Competitors, staff, trainers, and guests at this year’s US Tennis Open will get a little taste of Vancouver Island.
Grieg Seafood, a Campbell River-based fish farm company, is the exclusive salmon provider for the tournament thanks to its Skuna Bay Salmon product.
Skuna Salmon will be on the private catering menu for players, staff, VIPs, and sponsors, and will be offered through concessions and other food outlets at the tournament which began Aug. 27 and ends Sept. 9 in Flushing Meadows, NY.
“It’s incredibly exciting for us,” said Dave Mergle, director of Skuna Bay Salmon, from his home base in Coquitlam.
“The US Open is almost the pinnacle in terms of customer experience. They only select the best products for their guests over the two week period. For us to be chosen as the exclusive salmon is pretty thrilling for sure.”
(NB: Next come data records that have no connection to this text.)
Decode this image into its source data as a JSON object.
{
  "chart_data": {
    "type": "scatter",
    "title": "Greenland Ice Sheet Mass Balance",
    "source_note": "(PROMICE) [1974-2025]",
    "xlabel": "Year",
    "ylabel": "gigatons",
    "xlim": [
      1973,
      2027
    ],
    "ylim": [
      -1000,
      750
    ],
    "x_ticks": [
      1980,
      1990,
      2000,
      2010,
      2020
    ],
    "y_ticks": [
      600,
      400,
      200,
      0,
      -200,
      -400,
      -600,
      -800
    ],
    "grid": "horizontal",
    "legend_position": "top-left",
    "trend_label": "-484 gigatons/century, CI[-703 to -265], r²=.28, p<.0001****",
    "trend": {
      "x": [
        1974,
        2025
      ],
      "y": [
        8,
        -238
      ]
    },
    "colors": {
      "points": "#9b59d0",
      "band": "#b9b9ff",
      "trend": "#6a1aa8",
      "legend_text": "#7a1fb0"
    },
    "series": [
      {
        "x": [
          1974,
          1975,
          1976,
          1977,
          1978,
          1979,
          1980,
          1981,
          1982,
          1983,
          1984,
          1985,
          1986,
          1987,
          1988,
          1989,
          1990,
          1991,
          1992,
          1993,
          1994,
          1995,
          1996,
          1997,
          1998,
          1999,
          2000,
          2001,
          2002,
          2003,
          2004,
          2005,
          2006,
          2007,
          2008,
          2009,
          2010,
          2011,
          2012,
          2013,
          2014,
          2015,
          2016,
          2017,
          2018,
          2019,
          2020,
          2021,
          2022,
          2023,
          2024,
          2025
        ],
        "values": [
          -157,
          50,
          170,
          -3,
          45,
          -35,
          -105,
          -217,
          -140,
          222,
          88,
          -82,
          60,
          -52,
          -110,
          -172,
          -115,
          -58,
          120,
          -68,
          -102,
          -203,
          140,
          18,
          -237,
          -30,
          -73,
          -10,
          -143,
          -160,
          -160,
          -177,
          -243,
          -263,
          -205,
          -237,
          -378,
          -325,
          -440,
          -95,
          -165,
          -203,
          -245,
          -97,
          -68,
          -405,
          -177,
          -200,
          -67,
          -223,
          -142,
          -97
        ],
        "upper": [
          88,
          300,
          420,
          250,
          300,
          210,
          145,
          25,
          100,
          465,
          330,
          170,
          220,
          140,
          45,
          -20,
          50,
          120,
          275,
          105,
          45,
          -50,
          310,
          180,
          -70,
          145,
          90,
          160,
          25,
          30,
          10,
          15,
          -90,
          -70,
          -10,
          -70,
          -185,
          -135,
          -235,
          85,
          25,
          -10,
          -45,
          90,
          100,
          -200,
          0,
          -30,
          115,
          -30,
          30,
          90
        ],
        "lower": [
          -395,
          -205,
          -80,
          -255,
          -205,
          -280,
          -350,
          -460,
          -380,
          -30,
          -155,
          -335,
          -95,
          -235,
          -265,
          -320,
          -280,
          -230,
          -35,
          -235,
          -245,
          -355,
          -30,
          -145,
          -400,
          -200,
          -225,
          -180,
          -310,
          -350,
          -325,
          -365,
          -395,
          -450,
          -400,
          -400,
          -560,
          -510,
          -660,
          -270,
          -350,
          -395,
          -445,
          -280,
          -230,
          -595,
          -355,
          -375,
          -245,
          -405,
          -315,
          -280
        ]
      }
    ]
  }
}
But it almost didn’t happen.
Skuna Salmon, which has been gradually expanding across North America, arrived in New York City in June.
Mergle had the opportunity to meet with a top chef in the city, Ed Brown, who also happened to be a menu consultant to the US Open.
“We showed him the fish and he really loved it,” Mergle said.
“At that point they had already printed the menus for the Open but he was so impressed that he was intent on getting the Skuna Bay Salmon at the Open.
They actually re-printed all the menus so all the salmon that’s served is exclusively from Vancouver Island.”
Brown said the special way in which Skuna Salmon is packed and shipped caught his eye.
“Skuna Bay provides consistently high standards for great salmon and after visiting the farms personally and observing how their salmon are craft raised with
every detail considered before being sent to us in New York, I can see why they are able to achieve such consistently great quality,” Brown said. “We are proud to be serving Skuna Bay Salmon at this year’s US Open.”
It’s attention to the details that sets Skuna Bay Salmon apart.
“We always harvest in small batches and we only have six people trained to select the fish, which have to meet a certain criteria,” Mergle said. “Then we hand clean each salmon and remove every innard possible.”
The salmon are then submerged in a sea-water bath to give the fish a nice sheen. Then the salmon are bellied-iced and packaged. The name of the farmer who selected the fish is stickered on the box, giving it the seal of approval. Mergle said after the fish are shipped, the only person that touches the fish is the chef that will be preparing it.